Il doit réclamer sa place au soleil, ne plus être l’instinct calomnié, le voleur de nuit que l’on redoute et qui apparaît d’autant plus attirant par son mystère, dans l’ombre de péché où la morale religieuse le reléguait et le relègue encore.
L’amour, en effet, a été de tout temps le grand banni. Morale fausse, Société avare, religions pusillanimes se sont alliées pour le clouer, comme Prométhée, sur un rocher. Mais par une équitable vengeance, le vautour immortel s’est retourné contre ses persécuteurs, et il a enfoncé dans leur cœur ses serres et son bec d’acier.
Tributaires de l’amour impérieux, les hommes et les femmes ont connu toutes les hontes de la vindicte sociale, toutes les misères du mensonge et toutes les affres de la persécution. Et ce fut justice, parce qu’ils avaient outragé, méconnu l’essence de l’amour, le plus simple et le plus pur des rythmes éternels de la vie, le grand facteur d’harmonie, l’ordre suprême des choses.
L’amour, qui portait sur son visage la candeur charmante d’Abel, cet Adonis biblique, a pris, au pourchas, la face crispée de Caïn. Il s’est faufilé comme le maître des ruses, l’envoûteur ténébreux. Il a connu la bêtise justicière d’une Société qui voyait en lui le spoliateur, alors qu’il était l’ami des êtres et leur rachat, une providence aux mains douces. Il a connu les prisons, les fosses de terre vive, les bûchers. Son martyrologe emplit l’histoire des siècles. L’amour vécut des chaînes aux pieds : on le lapida, on fouetta à vif son beau corps d’éphèbe ou de jeune femme.

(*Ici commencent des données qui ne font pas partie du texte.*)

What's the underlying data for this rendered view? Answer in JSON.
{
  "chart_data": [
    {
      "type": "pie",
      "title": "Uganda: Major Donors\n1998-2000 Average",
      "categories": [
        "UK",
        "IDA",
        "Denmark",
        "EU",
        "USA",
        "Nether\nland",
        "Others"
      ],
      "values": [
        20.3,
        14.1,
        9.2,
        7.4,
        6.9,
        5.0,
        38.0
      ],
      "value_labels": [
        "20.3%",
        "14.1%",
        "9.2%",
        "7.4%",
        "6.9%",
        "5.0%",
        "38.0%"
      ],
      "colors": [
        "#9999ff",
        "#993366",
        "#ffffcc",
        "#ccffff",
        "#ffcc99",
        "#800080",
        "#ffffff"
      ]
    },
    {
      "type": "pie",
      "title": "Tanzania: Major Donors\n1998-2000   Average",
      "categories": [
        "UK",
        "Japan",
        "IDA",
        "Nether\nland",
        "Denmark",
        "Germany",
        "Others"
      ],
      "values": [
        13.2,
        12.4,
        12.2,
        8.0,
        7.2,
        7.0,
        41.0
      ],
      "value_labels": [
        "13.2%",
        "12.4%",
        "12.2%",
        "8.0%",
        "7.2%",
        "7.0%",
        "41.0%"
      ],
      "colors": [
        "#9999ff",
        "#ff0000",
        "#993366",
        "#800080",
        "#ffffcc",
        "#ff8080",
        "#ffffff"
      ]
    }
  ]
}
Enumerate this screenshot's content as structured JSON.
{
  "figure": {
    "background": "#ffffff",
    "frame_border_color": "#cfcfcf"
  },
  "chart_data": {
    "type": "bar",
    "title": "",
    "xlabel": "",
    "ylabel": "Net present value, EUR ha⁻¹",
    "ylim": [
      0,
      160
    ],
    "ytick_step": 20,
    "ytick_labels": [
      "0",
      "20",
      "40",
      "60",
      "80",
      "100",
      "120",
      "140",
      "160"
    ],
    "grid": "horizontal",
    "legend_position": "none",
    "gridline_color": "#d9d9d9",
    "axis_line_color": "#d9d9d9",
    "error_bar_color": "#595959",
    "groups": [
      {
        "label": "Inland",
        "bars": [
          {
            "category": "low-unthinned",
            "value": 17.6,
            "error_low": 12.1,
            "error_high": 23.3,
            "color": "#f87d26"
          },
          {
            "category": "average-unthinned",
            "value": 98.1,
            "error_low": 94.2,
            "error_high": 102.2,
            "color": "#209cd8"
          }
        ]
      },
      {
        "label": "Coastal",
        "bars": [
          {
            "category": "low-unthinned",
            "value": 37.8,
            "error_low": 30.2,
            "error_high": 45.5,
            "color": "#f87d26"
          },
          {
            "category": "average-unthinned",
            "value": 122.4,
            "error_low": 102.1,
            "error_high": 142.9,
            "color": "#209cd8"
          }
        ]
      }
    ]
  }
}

Il n’est pas de jour encore où il ne marche ensanglanté.
Il triomphera pourtant.
Non seulement dans les unions qui, en face de la convention hypocrite, dressent déjà la franchise de leur tendresse courageuse, mais de plus en plus dans un mariage où soufflera, avec l’air du dehors, la liberté.
LA FEMME ET LA POLITIQUE
LA PART DES FEMMES
Oui, leur part. Pourquoi ne la réclameraient-elles pas ? D’ailleurs, ont-elles le choix ? C’est ce que l’on ne se demande pas assez.
Le choix, comment l’auraient-elles ? Ce ne sont pas elles qui ont codifié les conditions de la vie moderne. Elles en sont les premières victimes. Ce n’est pas d’hier que Michelet a poussé son cri d’alarme devant ce qu’il appelait un sacrilège : la femme entrant dans l’arène, concurrente de l’homme aux labeurs, aux salaires, lui disputant ce pain que, de moins en moins, il partage avec elle.